The two kinds of Holter monitoring are: continuous recording, which means the EKG is on throughout the entire monitoring period; and event monitoring, which means data is recorded only when the child feels symptoms and then turns the Holter monitor on.
Many arrhythmias don't need treatment. For those that do, these options might be used:
- Medicine. Doctors may prescribe anti-arrhythmic medicines depending on the type of arrhythmia and other considerations. Sometimes, these can increase symptoms and cause side effects, so the patient will be closely watched by the doctor.
- Pacemakers. A pacemaker is a small battery-operated device implanted into the body (near the collarbone) through a surgical procedure. Connected to the heart by a wire, a pacemaker can detect if the heart rate is too slow and send electrical signals to speed up the heartbeat.

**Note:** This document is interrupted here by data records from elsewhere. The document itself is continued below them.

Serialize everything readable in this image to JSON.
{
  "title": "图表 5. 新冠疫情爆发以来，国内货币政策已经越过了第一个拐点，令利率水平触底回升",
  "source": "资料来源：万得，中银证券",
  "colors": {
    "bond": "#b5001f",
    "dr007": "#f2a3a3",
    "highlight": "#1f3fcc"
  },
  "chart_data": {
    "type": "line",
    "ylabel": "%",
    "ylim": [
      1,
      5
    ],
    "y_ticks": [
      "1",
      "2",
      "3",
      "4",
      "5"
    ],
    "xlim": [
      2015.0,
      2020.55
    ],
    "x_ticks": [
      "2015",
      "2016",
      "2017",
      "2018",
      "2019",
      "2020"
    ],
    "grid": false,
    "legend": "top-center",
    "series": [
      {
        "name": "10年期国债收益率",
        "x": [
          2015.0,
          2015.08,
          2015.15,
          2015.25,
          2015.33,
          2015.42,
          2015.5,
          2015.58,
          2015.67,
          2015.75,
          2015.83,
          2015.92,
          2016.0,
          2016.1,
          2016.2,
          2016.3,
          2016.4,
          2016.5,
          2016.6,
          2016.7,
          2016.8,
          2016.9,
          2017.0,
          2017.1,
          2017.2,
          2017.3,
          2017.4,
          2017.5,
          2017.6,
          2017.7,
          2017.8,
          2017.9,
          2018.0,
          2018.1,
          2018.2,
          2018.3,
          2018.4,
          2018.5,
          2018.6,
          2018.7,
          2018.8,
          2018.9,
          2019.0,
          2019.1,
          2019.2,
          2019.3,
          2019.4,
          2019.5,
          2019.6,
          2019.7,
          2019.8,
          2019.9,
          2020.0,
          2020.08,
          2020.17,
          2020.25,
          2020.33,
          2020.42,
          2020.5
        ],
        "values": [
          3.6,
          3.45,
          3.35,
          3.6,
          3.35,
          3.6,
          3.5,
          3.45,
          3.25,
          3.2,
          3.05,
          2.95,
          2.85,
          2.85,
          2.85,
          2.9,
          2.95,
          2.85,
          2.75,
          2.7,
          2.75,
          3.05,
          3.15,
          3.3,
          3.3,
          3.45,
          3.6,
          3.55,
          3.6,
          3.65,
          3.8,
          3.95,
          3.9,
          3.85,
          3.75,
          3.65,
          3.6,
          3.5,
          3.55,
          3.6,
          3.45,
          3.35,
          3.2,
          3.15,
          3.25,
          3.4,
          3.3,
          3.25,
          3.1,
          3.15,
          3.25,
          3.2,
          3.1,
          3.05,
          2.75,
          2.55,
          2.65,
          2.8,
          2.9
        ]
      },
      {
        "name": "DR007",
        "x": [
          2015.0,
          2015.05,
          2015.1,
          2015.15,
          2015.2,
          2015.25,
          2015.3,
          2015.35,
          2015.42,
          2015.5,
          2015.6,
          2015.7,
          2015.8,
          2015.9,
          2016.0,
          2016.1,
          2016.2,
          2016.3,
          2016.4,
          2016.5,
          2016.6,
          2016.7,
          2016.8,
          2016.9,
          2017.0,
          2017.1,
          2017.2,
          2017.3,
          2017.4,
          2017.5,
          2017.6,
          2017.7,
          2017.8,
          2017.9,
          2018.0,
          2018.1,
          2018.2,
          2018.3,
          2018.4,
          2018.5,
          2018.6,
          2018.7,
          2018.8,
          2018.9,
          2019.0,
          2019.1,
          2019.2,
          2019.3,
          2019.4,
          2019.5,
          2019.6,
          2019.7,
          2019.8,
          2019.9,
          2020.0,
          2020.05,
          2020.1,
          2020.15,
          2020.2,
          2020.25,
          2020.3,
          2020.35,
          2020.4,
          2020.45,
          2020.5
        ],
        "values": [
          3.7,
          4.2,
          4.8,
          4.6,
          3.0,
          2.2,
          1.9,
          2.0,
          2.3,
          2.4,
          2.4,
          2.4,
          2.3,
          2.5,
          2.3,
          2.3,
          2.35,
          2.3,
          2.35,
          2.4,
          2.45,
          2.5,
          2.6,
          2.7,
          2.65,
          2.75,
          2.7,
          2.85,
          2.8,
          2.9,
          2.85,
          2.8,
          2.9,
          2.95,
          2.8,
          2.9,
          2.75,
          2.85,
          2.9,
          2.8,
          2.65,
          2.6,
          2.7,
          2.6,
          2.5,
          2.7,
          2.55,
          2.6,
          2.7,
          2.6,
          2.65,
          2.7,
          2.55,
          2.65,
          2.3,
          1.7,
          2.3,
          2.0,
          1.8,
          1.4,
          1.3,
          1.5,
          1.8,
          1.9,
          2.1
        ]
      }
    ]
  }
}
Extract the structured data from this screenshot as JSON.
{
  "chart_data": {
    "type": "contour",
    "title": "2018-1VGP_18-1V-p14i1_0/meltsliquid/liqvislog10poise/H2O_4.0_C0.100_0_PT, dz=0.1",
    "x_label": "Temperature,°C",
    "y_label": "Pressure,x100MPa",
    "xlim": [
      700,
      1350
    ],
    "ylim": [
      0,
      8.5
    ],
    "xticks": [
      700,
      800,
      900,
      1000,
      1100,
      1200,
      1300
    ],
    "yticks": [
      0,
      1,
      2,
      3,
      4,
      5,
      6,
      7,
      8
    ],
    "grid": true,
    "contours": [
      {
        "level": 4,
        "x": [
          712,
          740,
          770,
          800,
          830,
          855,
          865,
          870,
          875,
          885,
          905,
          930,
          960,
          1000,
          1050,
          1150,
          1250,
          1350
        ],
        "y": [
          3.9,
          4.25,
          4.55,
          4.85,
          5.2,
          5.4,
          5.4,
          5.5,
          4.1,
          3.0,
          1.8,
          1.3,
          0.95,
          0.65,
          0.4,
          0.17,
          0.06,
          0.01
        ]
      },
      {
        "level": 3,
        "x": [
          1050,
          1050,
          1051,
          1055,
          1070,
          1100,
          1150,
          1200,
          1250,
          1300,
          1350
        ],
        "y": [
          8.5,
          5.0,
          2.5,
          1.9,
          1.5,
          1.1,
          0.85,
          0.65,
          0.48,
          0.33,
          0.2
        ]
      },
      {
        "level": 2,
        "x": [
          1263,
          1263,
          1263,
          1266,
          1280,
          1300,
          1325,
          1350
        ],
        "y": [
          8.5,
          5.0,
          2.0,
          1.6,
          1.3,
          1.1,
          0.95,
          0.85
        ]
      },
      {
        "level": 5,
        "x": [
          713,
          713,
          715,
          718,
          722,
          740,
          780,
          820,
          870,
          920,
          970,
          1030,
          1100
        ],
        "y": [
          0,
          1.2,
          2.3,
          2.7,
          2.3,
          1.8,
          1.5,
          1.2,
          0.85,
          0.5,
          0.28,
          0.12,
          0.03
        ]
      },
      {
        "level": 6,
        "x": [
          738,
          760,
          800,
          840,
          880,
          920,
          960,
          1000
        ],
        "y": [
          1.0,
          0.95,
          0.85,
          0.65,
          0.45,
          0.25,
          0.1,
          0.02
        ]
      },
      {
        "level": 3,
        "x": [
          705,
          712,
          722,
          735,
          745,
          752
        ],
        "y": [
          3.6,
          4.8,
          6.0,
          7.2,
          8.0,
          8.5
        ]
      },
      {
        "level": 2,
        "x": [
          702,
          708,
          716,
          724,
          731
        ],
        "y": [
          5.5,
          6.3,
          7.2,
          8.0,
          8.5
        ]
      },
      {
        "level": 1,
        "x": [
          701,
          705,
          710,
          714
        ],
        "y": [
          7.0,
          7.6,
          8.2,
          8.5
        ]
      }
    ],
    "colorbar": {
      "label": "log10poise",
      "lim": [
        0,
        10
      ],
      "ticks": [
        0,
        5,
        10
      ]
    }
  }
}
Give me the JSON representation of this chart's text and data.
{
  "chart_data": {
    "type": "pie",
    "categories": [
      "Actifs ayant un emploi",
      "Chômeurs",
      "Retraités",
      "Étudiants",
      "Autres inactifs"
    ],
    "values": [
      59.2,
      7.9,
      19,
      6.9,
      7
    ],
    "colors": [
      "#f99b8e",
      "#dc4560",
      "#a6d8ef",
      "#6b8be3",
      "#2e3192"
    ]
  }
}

- Defibrillators. A small battery-operated implantable cardioverter defibrillator (ICD) is surgically placed near the left collarbone. Wires run from the defibrillator to the heart. The ICD senses if the heart has a dangerously fast or irregular rhythm and sends an electrical signal to restore a normal heartbeat.
- Catheter ablation. A catheter (a long, thin wire) is guided through a vein in the leg to the heart. Arrhythmias often are caused by microscopic defects in the heart muscle. Once the problem area of the heart is pinpointed, the catheter heats or freezes the defective muscle cells and destroys them.
- Surgery. Surgery is usually recommended only if all other options have failed. The child will be put under anesthesia, and a surgeon will remove the tissue causing the arrhythmia.
When to Call the Doctor
Many arrhythmias are minor and aren't a significant health threat. But some can indicate a more serious problem. If your child has symptoms of an arrhythmia, call your doctor.